Wear performance should be confirmed by both component-level checks and assembly tests. Component checks may include roughness, hardness, coating thickness, coating adhesion, bore diameter, gear profile, edge condition, material verification, and visual inspection. Assembly tests may include cycle testing, torque testing, noise checks, backlash measurement, latch movement, temperature exposure, humidity exposure, and lubricant aging.
Testing should match the actual lock motion. A gear transmission, latch interface, sliding guide, and pivot shaft do not fail in the same way. Neway connects the selected finish to the expected motion type, mating material, contact load, and environmental exposure.

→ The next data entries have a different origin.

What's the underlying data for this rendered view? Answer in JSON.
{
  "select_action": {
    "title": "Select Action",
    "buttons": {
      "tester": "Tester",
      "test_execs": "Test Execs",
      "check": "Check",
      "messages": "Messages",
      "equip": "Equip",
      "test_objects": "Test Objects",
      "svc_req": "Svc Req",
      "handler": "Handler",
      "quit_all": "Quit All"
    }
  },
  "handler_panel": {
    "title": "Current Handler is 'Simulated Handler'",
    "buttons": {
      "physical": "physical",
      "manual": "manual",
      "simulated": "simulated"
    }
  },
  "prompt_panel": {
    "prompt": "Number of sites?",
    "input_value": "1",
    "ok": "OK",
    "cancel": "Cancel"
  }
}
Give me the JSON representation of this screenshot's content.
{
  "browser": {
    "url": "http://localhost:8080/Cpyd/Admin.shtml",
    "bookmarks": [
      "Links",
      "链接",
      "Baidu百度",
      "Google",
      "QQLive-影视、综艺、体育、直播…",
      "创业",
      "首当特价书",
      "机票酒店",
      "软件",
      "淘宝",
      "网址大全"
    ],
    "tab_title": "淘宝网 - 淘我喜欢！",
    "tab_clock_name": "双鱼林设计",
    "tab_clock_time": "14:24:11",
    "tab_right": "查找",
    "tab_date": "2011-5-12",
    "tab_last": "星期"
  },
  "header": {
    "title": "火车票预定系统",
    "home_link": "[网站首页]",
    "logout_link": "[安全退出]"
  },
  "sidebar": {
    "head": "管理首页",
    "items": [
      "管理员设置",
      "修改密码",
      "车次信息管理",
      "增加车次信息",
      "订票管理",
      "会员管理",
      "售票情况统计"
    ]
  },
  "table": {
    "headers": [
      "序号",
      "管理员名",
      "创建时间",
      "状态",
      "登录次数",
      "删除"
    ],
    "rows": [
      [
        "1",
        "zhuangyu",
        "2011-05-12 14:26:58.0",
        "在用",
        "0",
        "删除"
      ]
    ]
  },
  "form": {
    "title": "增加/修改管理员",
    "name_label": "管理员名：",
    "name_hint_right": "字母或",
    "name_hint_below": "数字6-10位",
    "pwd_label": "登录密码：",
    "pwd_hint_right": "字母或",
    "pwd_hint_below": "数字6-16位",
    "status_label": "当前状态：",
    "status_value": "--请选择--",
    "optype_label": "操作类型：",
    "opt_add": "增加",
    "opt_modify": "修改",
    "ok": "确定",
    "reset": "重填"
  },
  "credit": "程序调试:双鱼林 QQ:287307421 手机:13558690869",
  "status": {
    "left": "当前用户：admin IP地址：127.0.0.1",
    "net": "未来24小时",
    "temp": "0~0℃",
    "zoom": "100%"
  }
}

Validation item | What it confirms | Relevant parts | Buyer input |
|---|---|---|---|
Roughness and edge check | Surface condition before assembly | Pins, cams, latch faces, gears | Roughness target and no-rounding areas |
Coating thickness and adhesion | Finish stability and clearance control | PVD parts, coated housings, nitrided surfaces | Coating limit, masking zones, visible surface criteria |
Cycle and torque test | Wear behavior under repeated operation | Gears, cams, shafts, sliders, latches | Cycle target, torque level, motor data, lubricant |
Environmental exposure | Wear behavior after humidity, dust, or temperature changes | Outdoor lock mechanisms and smart lock transmissions | Environment, sealing target, corrosion expectation |
A useful RFQ should include 3D models, 2D drawings, material preference, mating material, contact load, motion type, cycle requirement, torque requirement, lubricant, roughness target, coating preference, coating thickness limit, critical clearances, environment, and inspection method. Buyers should mark sliding faces, rotating faces, no-coating zones, machined datums, and cosmetic surfaces.
Neway can then compare polishing, tumbling, electropolishing, passivation, PVD, nitriding, injection molded low-friction plastics, insert molding, and hybrid metal-plastic designs. The selected route should reduce friction and wear while preserving the dimensions that make the lock mechanism reliable.